GATK4 or 3.8 for a new pipeline ?
I am currently designing a pipeline for exome sequencing to detect SNPs, CNVs and structural variants for clinical diagnosis of orphan diseases.
I already have an "old" pipeline with GATK 3.8, but I wanted to modernize it and especially with workflow manager like Nextflow or Snakemake.

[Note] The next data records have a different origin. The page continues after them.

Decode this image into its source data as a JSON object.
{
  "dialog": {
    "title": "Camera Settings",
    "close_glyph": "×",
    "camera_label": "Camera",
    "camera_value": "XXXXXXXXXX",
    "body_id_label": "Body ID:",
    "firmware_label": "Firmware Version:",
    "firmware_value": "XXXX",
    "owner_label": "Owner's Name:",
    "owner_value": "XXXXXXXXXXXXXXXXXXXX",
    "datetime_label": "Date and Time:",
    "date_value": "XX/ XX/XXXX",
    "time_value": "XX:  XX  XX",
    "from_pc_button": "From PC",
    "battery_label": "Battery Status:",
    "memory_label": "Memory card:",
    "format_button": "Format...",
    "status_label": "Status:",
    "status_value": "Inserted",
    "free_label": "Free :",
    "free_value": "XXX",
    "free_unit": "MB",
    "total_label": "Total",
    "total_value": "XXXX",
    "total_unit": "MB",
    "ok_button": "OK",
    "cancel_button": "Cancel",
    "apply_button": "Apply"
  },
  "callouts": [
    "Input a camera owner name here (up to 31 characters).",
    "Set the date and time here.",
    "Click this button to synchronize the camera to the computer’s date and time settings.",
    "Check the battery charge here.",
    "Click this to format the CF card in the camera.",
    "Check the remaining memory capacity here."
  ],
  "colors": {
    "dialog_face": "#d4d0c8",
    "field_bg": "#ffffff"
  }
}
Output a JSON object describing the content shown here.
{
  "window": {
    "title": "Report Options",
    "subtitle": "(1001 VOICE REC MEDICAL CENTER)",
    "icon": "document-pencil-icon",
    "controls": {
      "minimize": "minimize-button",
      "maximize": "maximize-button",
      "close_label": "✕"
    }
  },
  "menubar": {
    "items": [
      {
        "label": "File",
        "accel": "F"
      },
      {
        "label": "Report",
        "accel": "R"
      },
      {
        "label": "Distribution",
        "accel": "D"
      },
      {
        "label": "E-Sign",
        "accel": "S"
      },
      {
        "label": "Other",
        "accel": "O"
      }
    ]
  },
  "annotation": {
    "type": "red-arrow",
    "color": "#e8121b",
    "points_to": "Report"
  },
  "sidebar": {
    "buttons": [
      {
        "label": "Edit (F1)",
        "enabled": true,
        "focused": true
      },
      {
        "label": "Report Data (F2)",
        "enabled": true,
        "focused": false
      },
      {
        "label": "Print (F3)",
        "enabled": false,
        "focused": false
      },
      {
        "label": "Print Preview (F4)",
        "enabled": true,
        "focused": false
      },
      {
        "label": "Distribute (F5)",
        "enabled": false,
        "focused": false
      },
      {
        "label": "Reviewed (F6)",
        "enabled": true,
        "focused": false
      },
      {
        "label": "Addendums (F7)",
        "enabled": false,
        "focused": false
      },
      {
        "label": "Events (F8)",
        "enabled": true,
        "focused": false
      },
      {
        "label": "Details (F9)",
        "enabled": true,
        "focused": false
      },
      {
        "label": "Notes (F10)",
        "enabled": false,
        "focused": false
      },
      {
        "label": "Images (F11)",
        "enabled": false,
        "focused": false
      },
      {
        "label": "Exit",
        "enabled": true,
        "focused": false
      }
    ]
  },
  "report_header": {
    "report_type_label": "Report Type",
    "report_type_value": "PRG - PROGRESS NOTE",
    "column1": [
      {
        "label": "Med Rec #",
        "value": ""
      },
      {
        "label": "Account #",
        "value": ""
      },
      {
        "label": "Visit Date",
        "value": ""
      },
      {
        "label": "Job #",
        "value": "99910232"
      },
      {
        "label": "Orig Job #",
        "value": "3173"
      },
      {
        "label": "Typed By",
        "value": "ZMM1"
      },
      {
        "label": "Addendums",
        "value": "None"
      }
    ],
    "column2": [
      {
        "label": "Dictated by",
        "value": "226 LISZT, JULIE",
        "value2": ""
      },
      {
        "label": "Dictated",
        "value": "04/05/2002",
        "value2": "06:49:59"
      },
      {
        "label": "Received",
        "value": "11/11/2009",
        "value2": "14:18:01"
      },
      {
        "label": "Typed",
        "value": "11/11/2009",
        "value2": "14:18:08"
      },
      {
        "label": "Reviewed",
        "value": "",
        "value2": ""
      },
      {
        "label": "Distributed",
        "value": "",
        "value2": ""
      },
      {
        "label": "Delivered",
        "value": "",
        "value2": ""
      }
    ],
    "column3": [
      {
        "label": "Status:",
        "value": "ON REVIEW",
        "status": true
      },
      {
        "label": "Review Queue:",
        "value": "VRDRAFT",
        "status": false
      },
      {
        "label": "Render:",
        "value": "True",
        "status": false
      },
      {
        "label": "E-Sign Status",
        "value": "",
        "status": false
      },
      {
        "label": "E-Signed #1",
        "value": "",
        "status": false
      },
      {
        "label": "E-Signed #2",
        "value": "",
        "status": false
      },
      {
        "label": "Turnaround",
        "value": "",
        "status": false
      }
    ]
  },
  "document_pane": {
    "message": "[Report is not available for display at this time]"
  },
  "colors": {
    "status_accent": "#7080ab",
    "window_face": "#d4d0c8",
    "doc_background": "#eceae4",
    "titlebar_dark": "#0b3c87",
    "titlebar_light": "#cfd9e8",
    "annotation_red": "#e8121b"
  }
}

My pipeline will be used, first, in research and then in the very short term in production. So, I was wondering about between which version of GATK should I choose and if GATK4 which version of the tools, the "classic ones" (without Spark) or the "Spark" version.
I started to develop my new pipeline with the classic tools of the GATK4 suite (without spark), but running with only one thread, the pipeline is very slow.
Here are the tools used, MarkDuplicates, BaseRecalibrator, ApplyBQSR, HapplotypeCaller, Combine GVCF, GenomicDBimport, GenotypeGVCF, FilterVCF, leftnormalization ... Basically the your best practice recommendation.
I know you were advising on the forum to do not use the spark tools in production, but most of these messages are from September 2017, when, if I remember correctly, GATK4 was also in beta and not just the spark tools. There also i the tools some big red text boxes ...
So what should I do? Do I have to go back to 3.8 while waiting for the official release? Are there tools that I can keep in a classic version, not slowing down the process too much ? Have you identified some tools that do not differ greatly from their spark counterpart? Do I have to do a plume of tools in version 3.8 and 18.104.22.168?
My opinion for now is to use the Spark tools with the local execution and then benchmark my new pipeline vs the old one with reference datasets. But I would prefer to do not have to develop my pipeline twice, so I'm really waiting for your suggestions.